Problem
I'm trying to implement some sort of "fuzzy search" in my Node.js based project.
Fuzzy search is a search that returns results even if the string didn't match exactly.
I found this code in another stackoverflow thread. Code is below.
It's quite good, but the problem is - it's synchronous It slows down the whole program when it searches through a large array.
Question
ES6 methods are welcomed. Needs to work only in the latest Chrome, so any JS methods will work.
Are there any new JS methods that would optimize this function?
Am I doing something wrong there that makes it even slower?
Can I turn this function into an async function that returns a promise? Will it stop freezing the app during the search then?

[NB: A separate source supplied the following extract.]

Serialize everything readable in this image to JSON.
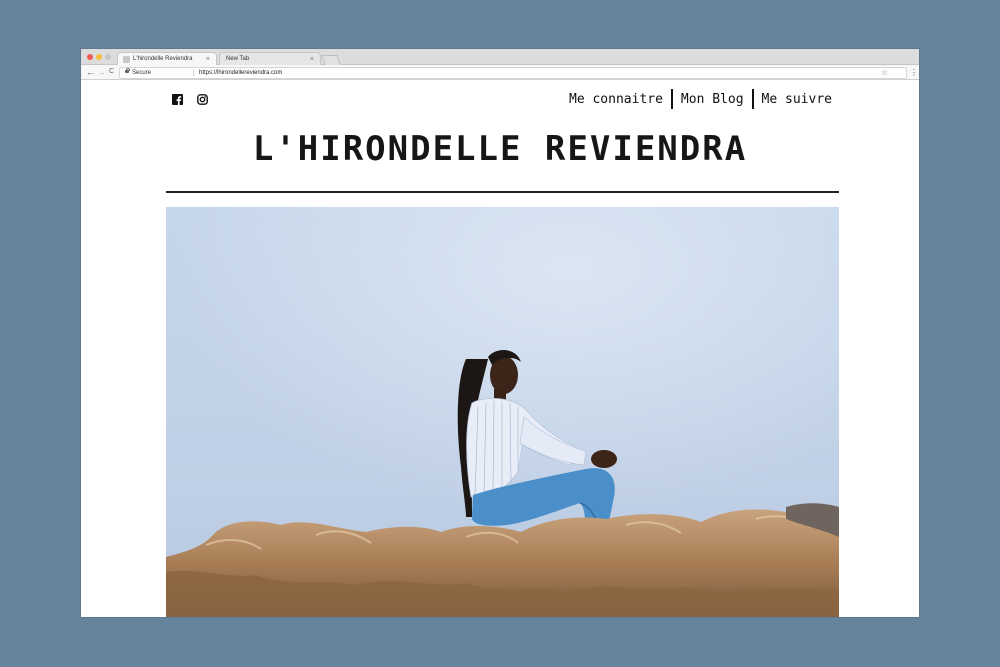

Are there any better "fuzzy search" implementations you know of? (I found a module called fuzzysort, can't say if it's that much better though, it won't return
"folder test"
if you type"test folder"
(wrong order) so it's not that good)
Code
Calling search function
searchArray is an array of paths it searches through, e.g.: ["C:\\test", "C:\\file.txt"...]
(0.5 - 5 million paths)
searchQuery is a string without spaces, e.g.: filetxt
search () {
const fuzzySearch = this.fuzzySearch(this.searchQuery.toLowerCase(), this.searchArray)
let result = fuzzySearch.filter(element => element.relevance >= 0.3)
// sort by relevance
var sortedResults = result.sort((a, b) => parseFloat(b.relevance) - parseFloat(a.relevance)).map(item => item.name);
this.searchResults = sortedResults
},
The fuzzy search function
fuzzySearch (searchQuery, searchArray) {
const get_bigrams = function(string) {
const s = string.toLowerCase();
const v = new Array(s.length - 1);
for (let i = 0, end = v.length; i <= end; i++) {
v[i] = s.slice(i, i + 2);
}
return v;
};
const string_similarity = function(str1, str2) {
if ((str1.length > 0) && (str2.length > 0)) {
const pairs1 = get_bigrams(str1);
const pairs2 = get_bigrams(str2);
const union = pairs1.length + pairs2.length;
let hit_count = 0;
for (let x of Array.from(pairs1)) {
for (let y of Array.from(pairs2)) {
if (x === y) {
hit_count++;
}
}
}
if (hit_count > 0) {
return ((2.0 * hit_count) / union);
}
}
return 0.0;
};
let results = [];
for (let name of searchArray) {
// I added .match to use only the base filename (name+ext) not the whole path, and removed all characters
let filteredPath = name.match(/[^\\\/]+$/)[0].replace(/[^A-Za-z0-9.]+/g, '')
const relevance = string_similarity(searchQuery, filteredPath);
const obj = {name, relevance};
results.push(obj);
}
return results
},